Podczas tegorocznych ferii zimowych mieliśmy okazję wyjechać na zimowisko z michalitami w Rycerce Górnej. To było naprawdę intensywne, ale też bardzo dobrze wykorzystane sześć dni. Każdy na tym wyjeździe mógł znaleźć coś dla siebie.
Naszym podstawowym punktem programu było śnieżne szaleństwo na stoku w Zwardoniu. Większość z nas rozpoczynała swoją przygodę z nartami lub snowboardem. Mieliśmy instruktorów, którzy uczyli nas techniki jazdy i dawali cenne rady. Choć początki były trudne, w końcu opanowanie jazdy na nartach lub snowboardzie dało nam satysfakcję i dużo przyjemności.
Jeden dzień spędziliśmy dla odmiany na słowackich termach Besenova. Po wielu godzinach spędzonych na stoku, basen okazał się bardzo dobrym czasem odpoczynku. Mogliśmy bawić się na szybkich i krętych zjeżdżalniach oraz na tzw. fali, imitującej fale na morzu, a także odprężyć w odkrytych basenach termalnych.
Wieczory także mieliśmy wypełnione atrakcjami. Wybraliśmy się na wyprawę do lasu, podczas której nauczyliśmy się rozpalać ognisko nawet w najtrudniejszych warunkach. Byliśmy też na kuligu, na którym jechaliśmy wozami ciągniętymi przez konie, a na końcu mogliśmy zjeść pyszne kiełbaski. Spotkaliśmy się także na wieczornej zabawie, kiedy to integrowaliśmy się w tańcu i zabawach.

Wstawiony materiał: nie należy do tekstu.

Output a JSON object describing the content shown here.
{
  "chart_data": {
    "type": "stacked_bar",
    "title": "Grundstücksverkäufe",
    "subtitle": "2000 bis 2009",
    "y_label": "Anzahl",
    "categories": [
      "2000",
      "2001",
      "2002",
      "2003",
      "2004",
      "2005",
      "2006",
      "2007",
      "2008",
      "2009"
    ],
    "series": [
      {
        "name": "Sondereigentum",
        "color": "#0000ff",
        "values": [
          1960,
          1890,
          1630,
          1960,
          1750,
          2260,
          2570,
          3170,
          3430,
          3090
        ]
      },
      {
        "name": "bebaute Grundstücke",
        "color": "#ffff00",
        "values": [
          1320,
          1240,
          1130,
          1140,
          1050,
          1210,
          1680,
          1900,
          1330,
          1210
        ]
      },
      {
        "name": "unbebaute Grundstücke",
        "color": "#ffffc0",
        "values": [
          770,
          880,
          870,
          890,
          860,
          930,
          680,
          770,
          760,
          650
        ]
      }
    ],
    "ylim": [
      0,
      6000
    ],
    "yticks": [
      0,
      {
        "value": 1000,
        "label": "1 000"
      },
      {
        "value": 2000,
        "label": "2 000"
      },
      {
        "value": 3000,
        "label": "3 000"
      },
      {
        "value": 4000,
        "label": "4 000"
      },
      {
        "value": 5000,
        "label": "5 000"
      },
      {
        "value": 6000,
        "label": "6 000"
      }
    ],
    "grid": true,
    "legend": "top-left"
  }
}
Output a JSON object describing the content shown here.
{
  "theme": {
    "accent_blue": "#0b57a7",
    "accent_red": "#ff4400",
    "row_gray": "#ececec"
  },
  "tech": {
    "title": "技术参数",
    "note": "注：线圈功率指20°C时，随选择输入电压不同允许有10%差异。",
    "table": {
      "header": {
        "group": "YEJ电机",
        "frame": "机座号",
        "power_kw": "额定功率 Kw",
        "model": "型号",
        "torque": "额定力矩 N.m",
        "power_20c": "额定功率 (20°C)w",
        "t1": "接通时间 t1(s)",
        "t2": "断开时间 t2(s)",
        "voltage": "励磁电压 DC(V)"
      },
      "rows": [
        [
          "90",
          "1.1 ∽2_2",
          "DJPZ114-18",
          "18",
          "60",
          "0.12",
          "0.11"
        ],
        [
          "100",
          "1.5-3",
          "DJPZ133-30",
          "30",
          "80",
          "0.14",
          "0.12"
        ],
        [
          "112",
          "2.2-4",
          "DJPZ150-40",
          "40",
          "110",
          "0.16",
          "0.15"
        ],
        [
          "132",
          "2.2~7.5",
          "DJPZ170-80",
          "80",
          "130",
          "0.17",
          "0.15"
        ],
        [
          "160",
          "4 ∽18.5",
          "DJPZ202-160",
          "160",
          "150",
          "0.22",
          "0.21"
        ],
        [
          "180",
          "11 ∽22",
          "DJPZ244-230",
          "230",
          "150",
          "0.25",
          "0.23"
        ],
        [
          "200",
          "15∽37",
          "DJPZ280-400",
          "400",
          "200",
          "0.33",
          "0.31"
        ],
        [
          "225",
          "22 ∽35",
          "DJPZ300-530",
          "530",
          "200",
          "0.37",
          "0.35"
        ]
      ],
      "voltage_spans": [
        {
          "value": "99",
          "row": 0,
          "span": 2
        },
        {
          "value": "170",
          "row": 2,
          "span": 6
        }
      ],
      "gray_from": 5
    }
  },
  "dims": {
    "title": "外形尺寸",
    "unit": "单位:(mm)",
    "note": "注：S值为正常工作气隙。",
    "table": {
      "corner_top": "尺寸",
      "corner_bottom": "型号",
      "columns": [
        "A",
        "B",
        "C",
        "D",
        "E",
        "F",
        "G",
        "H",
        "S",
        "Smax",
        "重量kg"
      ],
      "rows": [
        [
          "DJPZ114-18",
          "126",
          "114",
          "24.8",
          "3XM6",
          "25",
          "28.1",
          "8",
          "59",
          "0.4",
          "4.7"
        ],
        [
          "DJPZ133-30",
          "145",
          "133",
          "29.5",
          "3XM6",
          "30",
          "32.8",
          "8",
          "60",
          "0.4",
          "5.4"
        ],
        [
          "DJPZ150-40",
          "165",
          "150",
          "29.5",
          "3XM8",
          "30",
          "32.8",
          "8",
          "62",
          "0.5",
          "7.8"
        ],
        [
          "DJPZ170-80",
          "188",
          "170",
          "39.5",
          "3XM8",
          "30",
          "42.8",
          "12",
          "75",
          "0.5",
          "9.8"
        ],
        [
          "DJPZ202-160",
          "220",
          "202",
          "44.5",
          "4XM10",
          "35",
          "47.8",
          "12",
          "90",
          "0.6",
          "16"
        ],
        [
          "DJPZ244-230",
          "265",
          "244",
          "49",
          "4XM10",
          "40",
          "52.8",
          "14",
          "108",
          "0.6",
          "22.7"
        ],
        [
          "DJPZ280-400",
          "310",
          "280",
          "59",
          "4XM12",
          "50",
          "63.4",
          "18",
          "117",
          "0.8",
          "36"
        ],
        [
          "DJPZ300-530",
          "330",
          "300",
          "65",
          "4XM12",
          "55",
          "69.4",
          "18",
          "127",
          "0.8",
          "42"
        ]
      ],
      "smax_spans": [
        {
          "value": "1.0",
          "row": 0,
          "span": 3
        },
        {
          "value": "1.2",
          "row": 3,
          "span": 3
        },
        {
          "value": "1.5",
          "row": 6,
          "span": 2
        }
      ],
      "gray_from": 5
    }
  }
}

Mieliśmy też okazję poprawić trochę nasze zdolności taneczne podczas lekcji tańca, poprowadzonej w szkole tańca „Swing” w Żywcu. Uczyliśmy się prostych kroków walca angielskiego, cha-chy i tańców nowoczesnych.
Na naszym zimowisku nie zabrakło także treści duchowych. Codziennie spotykaliśmy się na wspólnych modlitwach porannych i wieczornych, a także słuchaliśmy słowa skierowanego do nas przez księży.
Dziękujemy wszystkim ofiarodawcom: księżom michalitom z Prowincji Polskiej i Niemieckiej oraz wiernym z parafii Matki Bożej Królowej Aniołów na Bemowie.
To był naprawdę bardzo dobry i udany tydzień ferii zimowych. Mamy nadzieję, że również w przyszłym roku będziemy mieli okazję spędzić tak wspaniale czas na zimowisku z michalitami oraz że spotkamy się w jeszcze większym gronie.